"Fanout architecture design, Apache spark, algorithms beats Moore's law and Linux's SO_REUSEPORT"

- links

Fanout architecture design guides from Google (pdf): If a server has an average 1-ms latency but has a 1% chance of taking longer than 1 second to finish a request, spreading a request across 100 such servers would mean that 63% requests will take more than 1 second. This paper introduces some good engineering practices for designing a fanout architecture.

Apache Spark project: When memory is so cheap, why don't run mapreduce in memory?

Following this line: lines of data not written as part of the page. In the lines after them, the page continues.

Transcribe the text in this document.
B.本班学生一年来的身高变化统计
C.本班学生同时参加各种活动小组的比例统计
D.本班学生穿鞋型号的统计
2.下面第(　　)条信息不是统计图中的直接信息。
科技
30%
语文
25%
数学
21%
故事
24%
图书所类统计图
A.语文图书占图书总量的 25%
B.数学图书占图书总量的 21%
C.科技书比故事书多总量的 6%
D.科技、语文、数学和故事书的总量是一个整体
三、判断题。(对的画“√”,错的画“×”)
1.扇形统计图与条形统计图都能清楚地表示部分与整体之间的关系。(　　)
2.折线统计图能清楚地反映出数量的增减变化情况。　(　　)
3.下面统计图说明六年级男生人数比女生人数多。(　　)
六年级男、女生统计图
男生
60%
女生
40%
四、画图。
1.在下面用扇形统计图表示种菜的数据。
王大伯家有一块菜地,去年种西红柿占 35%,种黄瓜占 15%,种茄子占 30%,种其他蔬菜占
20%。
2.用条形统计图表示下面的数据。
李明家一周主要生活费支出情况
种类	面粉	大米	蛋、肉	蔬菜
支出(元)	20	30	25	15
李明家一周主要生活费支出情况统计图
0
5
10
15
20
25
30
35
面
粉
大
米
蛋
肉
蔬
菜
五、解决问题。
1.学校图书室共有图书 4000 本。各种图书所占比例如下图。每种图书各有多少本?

Spark was initially developed for two applications where placing data in memory helps: iterative algorithms, which are common in machine learning, and interactive data mining. In both cases, Spark can run up to 100x faster than Hadoop MapReduce. However, you can use Spark for general data processing too.

Progress in Algorithms Beats Moore’s Law: From 1988 to 2003, solving the same model using linear programming sees an improvement by a factor of roughly 43 million.

Of this, a factor of roughly 1,000 was due to increased processor speed, whereas a factor of roughly 43,000 was due to improvements in algorithms!

Linux kernel 3.9 introduced SO_REUSEPORT: This patch allows multiple processes to bind to the same IP. This opens up the possibility of uninterrupted server upgrade by gradually replacing old processes with new ones. This used to be a big selling point for erlang, but now languages like Ruby, Python or node.js would be able to do it too.